What happens when the bad guys start helping out the good ones? That's a question Leverage answers in every single episode of the TNT series. Dallas native Christian Kane (Angel) stars as the fighter in the group of grifters, scammers, hackers and thieves that are now helping right wrongs against people who have nowhere else to turn. By turns funny and touching and even a little bit thrilling, these heists are ones you can get behind. Find it on Hulu and Amazon.

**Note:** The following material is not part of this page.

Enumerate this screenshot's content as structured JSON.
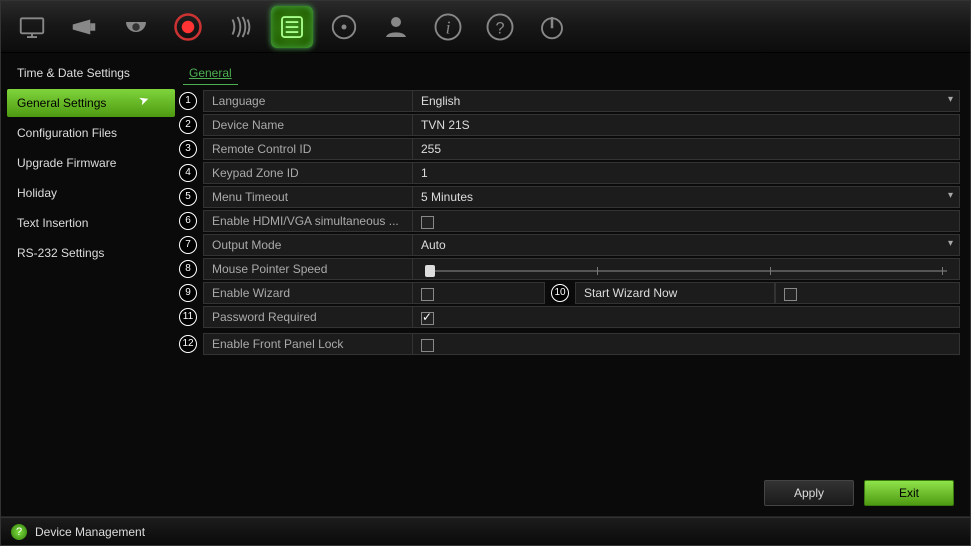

That theme song -- I own the sheet music -- produced what has become shorthand for good bars everywhere, "where everybody knows your name." Ted Danson (The Good Place) plays former pro baseball player Sam Malone. Now, he runs a bar with irascible waitress Carla (Rhea Perlman) and some weird, old regulars. And then his world is forever changed when he gains a whip-smart waitress by the name of Diane Chambers (Shelley Long), who has never -- and she means never -- met a man like Sam. You know what ensues. Long won an Emmy and two Golden Globes for the role, which she famously left midway through the show's 11-season run. Oh, and the show also was where Frasier was born; Kelsey Grammer played the character for a record-tying 20 years. Find Cheers on Hulu.

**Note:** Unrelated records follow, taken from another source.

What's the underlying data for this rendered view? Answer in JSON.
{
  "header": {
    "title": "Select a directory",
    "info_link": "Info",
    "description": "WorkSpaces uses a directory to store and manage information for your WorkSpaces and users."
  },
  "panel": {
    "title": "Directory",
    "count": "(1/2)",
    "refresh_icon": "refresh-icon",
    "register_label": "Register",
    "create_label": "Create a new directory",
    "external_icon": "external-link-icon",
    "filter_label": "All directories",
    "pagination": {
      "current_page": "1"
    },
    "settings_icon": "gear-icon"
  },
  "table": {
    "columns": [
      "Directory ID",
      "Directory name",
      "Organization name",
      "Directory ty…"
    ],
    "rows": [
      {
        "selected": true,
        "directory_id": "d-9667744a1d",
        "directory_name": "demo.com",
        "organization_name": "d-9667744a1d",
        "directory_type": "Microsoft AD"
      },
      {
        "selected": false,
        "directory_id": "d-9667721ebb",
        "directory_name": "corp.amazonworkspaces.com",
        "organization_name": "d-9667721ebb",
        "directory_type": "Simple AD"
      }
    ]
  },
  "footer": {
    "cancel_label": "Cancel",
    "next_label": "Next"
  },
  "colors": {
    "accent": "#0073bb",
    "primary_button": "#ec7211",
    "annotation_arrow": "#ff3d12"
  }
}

The cast might just be enough to get you started. Look at what they're doing: Idris Elba (all everything; Thor: Ragnarok); Dominic West (The Affair); Wendell Pierce (Chicago P.D.); Michael K. Williams (Hap and Leonard); Sonja Sohn (The Originals); Seth Gilliam (The Walking Dead); Andre Royo (Empire); Lance Reddick (Bosch; John Wick: Chapter 2); Clarke Peters (Chance; Three Billboards Outside of Ebbing, Mo.); John Doman (Gotham); Jamie Hector (The Strain); Snoop (Love and Hip-Hop: Miami); Wood Harris (Blade Runner 2049); Frankie Faison (Luke Cage); Tristan Wilds (now recording star Mack Wilds, was 90210); Isiah Whitlock Jr. (Survivor's Remorse); Michael B. Jordan (Creed); Reg E. Cathey (Outcast); and many more. And it's from writer David Simon. It's no wonder that it's on many critics' and viewers' best-of lists. As in best of all time. Find it on HBO via Hulu or the network's streaming app.

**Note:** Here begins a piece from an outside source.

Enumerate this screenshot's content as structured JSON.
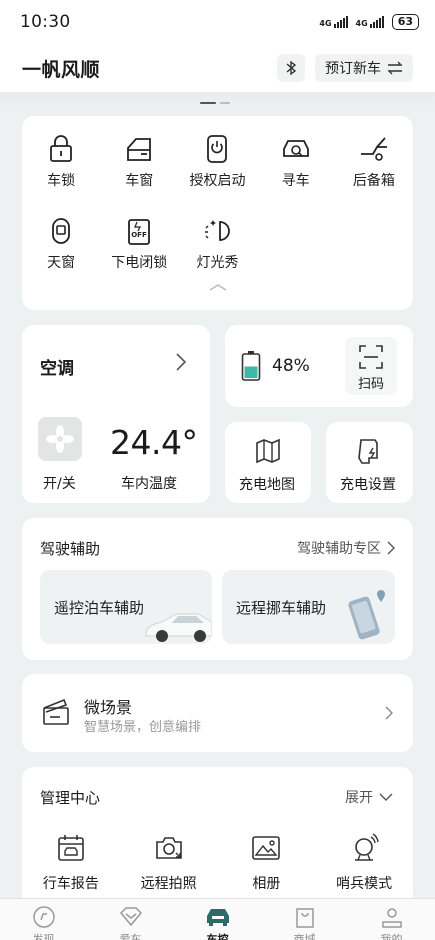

Sheer excitement greeted the announcement that the first season of the comedy Living Single would be out this month on Hulu. Queen Latifah plays a magazine editor who has some quirky friends and roommates who might as well all share her place. Sound familiar? It should. Word is the show inspired another long-running comedy on NBC called Friends. Queen Latifah has said in interviews that she is working on a reboot. Find it on Hulu.
This time, you'll know to look for clues. Follow the serpentine plots of this ABC drama, which gave television creators license to string people along, er, take viewers on a journey. A plane crashes on a mysterious island and a group of survivors, well, survive. I think that's all I'm allowed to say. Find it on Hulu.
James Gandolfini was remarkable in the role of Tony Soprano, a mob boss under the care of a psychiatrist. But the show was so much more than that. At its core, it was about family: the one you are born into and the one you made. Edie Falco was remarkable, too, as Tony Soprano's wife. HBO began its dominance of awards shows here. Just press play already. Find it on HBO via Hulu or the cable network's app.
I know, I know: A 15-season commitment is a lot to ask in the binge-watching culture. But the first episode of this hospital drama grabs you by they nose and doesn't let go. It's filled with actors you know and can depend on, and they brought it week after week during more than one venerable Thursday-night block on NBC. Picture this: Friends, Will & Grace; Just Shoot Me; and then ER tugging at your heartstrings, making you laugh and teaching you hospital terms -- "I need a CBC, stat!" -- all over the place. You can re-create this lineup if you want, now that ER is on Hulu. Just saying.